Itu bukan metafora. Itu bangku sungguhan. Saya duduk di sana bertahun-tahun lalu, saat hujan masih mudah membuat atap sekolah kami bocor, dan kami lebih sering belajar sambil menggeser meja agar tidak kena cipratan. Di kelas itu, kami belajar tentang sudut, kata penghubung, dan pahlawan nasional. Semuanya dari buku paket yang lebih sering tersimpan rapi di laci, tak sempat kami buka kecuali saat ulangan tiba.
Saya ingin mulai dari sini karena ada yang ingin saya ceritakan. Bukan tentang saya. Tapi tentang anak-anak yang masih duduk di bangku itu sekarang.
Bagaimana Rasanya Tumbuh di Sekolah yang Bangkunya Retak?
Saya tahu rasanya. Dan saya yakin, kamu juga tahu atau setidaknya, pernah melihatnya.
Bangku itu tidak hanya retak karena usia. Ia menyimpan beban tubuh yang tumbuh terlalu cepat untuk ukuran kelas yang terlalu sempit. Di bangku itu, anak-anak menuliskan harapan dengan pensil tumpul dan mimpi yang belum sempat diberi warna.
Kata orang, pendidikan adalah jalan menuju masa depan. Tapi bagaimana jika jalan itu berlubang? Apa jadinya masa depan bila bangkunya retak, bukunya usang, dan guru datang dengan raut lelah karena honor belum turun?
Anak-anak tak pernah kekurangan cita-cita. Tapi sistem yang membuat mereka kehabisan cara untuk mencapainya.
Saya pernah mendengar seorang anak berkata: "Pak, saya ingin jadi dokter, tapi tak ada uang untuk ke SMA." Kalimat itu seperti ditelan angin. Tak ada yang mencatat. Tak ada yang menjawab.

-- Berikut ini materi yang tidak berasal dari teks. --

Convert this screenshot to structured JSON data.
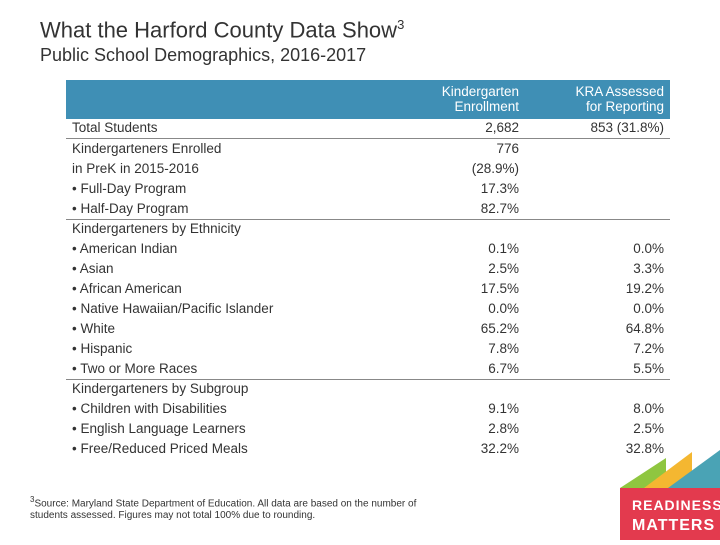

Saya yang mendengarnya hanya bisa mengangguk pelan. Bukan karena setuju, tapi karena tak tahu harus menjawab apa.
Apa yang Tertinggal di Kolong Meja?
Kolong meja itu tempat yang sering kami pakai menyimpan apa pun: sendal jepit, sisa kue dari bekal, kertas ulangan, kadang juga mimpi.
Mimpi yang mulai menguning karena terlalu lama menunggu giliran. Di bawah meja, kami sering diam-diam menangis, atau menggambar masa depan yang hanya bisa kami lihat diam-diam, karena terlalu mewah untuk diucapkan.
Saya masih ingat, ada seorang teman bernama Riko. Ia pandai sekali menggambar. Tapi tak pernah dapat nilai tinggi karena menggambarnya bukan di jam pelajaran. Ia menggambar di ujung buku paket, yang seharusnya untuk latihan soal. Suatu hari, ia bilang, "Kalau besar saya mau kerja di kota dan bikin komik sendiri."